Guy Lev, Michal Shmueli-Scheuer, Achiya Jerbi, David Konopnicki
Abstract: Frequently Asked Questions (FAQ) webpages are created by organizations for their users. FAQs are used in several scenarios, e.g., to answer user questions. On the other hand, the content of FAQs is affected by user questions by definition. In order to promote research in this field, several FAQ datasets exist. However, we claim that being collected from community websites, they do not correctly represent challenges associated with FAQs in an organizational context. Thus, we release orgFAQ, a new dataset composed of $6988$ user questions and $1579$ corresponding FAQs that were extracted from organizations' FAQ webpages in the Jobs domain. In this paper, we provide an analysis of the properties of such FAQs, and demonstrate the usefulness of our new dataset by utilizing it in a relevant task from the Jobs domain. We also show the value of the orgFAQ dataset in a task of a different domain - the COVID-19 pandemic.

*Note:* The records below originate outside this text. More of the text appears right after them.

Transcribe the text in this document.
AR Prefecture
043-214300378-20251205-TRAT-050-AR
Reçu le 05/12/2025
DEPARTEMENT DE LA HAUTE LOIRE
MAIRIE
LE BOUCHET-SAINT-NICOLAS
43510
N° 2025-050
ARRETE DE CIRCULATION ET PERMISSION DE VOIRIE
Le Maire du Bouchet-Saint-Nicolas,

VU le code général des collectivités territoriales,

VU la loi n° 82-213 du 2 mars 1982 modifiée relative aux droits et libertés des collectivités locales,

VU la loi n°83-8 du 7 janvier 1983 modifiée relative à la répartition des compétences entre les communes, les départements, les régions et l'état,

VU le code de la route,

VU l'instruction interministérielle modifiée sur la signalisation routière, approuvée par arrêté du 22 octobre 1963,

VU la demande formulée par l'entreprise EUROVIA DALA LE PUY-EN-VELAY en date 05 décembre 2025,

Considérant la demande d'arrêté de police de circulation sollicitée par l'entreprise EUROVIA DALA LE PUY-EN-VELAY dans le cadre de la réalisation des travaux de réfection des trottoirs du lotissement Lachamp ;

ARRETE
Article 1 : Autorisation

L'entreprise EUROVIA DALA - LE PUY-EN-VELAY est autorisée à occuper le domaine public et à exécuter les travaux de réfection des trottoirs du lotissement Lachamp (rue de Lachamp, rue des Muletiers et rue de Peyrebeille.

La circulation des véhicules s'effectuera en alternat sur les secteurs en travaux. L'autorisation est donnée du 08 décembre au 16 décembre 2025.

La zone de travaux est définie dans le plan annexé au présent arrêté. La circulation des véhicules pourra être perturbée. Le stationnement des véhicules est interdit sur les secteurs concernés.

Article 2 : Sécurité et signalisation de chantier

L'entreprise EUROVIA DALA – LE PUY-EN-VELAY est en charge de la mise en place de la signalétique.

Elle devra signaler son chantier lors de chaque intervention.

摘要:常见问题(FAQ)网页是由为他们的用户组织创建的。常见问题在一些情况下,例如,用来回答用户提出的问题。在另一方面,常见问题解答的内容是由用户定义的问题的影响。为了促进该领域的研究,存在几个常见问题集。然而,我们要求,从社区网站收集,他们没有正确表示与常见问题在组织环境相关的挑战。因此,我们发布orgFAQ的$ 6988 $用户提出的问题组成一个新的数据集和$ 1579年$对应的常见问题从乔布斯域组织的常见问题网页中提取的。在本文中,我们提供了这样的常见问题的性质进行了分析,并利用它从工作领域相关的任务,证明我们的新数据集的有用性。我们还显示orgFAQ数据集的价值在不同领域的任务 - COVID-19大流行。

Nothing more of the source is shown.